You will oblige me much by sending me "Crazy Kate." A gentleman last winter promised me both her and the "Lace-maker," but he went to London, that place in which, as in the grave, "all things are forgotten," and I have never seen either of them.[428]
I begin to find some prospect of a conclusion, of the Iliad at least, now opening upon me, having reached the eighteenth book. Your letter found me yesterday in the very fact of dispersing the whole host of Troy, by the voice only of Achilles. There is nothing extravagant in the idea, for you have witnessed a similar effect attending even such a voice as mine, at midnight, from a garret window, on the dogs of a whole parish, whom I have put to flight in a moment.
W. C.
His high sense of the character and qualifications of Lady Hesketh is pleasingly expressed in the following letter, where Mrs. Montagu's coteries in Portman-square are also alluded to.
TO LADY HESKETH.
The Lodge, May 12, 1788.
It is probable, my dearest coz, that I shall not be able to write much, but as much as I can I will. The time between rising and breakfast is all that I can at present find, and this morning I lay longer than usual.
In the style of the lady's note to you I can easily perceive a smatch of her character.[429] Neither men nor women write with such neatness of expression, who have not given a good deal of attention to language, and qualified themselves by study. At the same time it gave me much more pleasure to observe, that my coz, though not standing on the pinnacle of renown quite so elevated as that which lifts Mrs. Montague to the clouds, falls in no degree short of her in this particular; so that, should she make you a member of her academy,[430] she will do it honour. Suspect me not of flattering you, for I abhor the thought; neither will you suspect it. Recollect, that it is an invariable rule with me never to pay compliments to those I love.
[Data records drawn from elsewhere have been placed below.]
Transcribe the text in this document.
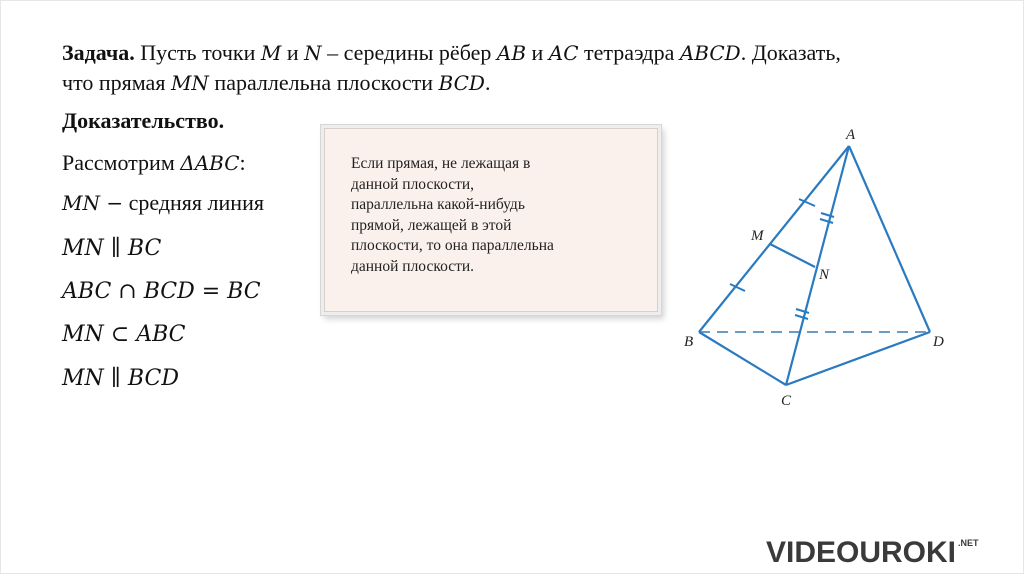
Задача. Пусть точки M и N – середины рёбер AB и AC тетраэдра ABCD. Доказать,
что прямая MN параллельна плоскости BCD.
Доказательство.
Рассмотрим ΔABC:
MN − средняя линия
MN ∥ BC
ABC ∩ BCD = BC
MN ⊂ ABC
MN ∥ BCD
Если прямая, не лежащая в
данной плоскости,
параллельна какой-нибудь
прямой, лежащей в этой
плоскости, то она параллельна
данной плоскости.
A
B
C
D
M
N
VIDEOUROKI $^{.NET}$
Two days, en suite, I have walked to Gayhurst,[431] a longer journey than I have walked on foot these seventeen years. The first day I went alone, designing merely to make the experiment, and choosing to be at liberty to return at whatsoever point of my pilgrimage I should find myself fatigued. For I was not without suspicion that years, and some other things no less injurious than years, viz. melancholy and distress of mind, might by this time have unfitted me for such achievements. But I found it otherwise. I reached the church, which stands, as you know, in the garden, in fifty-five minutes, and returned in ditto time to Weston. The next day I took the same walk with Mr. Powley, having a desire to show him the prettiest place in the country.[432] I not only performed these two excursions without injury to my health, but have by means of them gained indisputable proof that my ambulatory faculty is not yet impaired; a discovery which, considering that to my feet alone I am likely, as I have ever been, to be indebted always for my transportation from place to place, I find very delectable.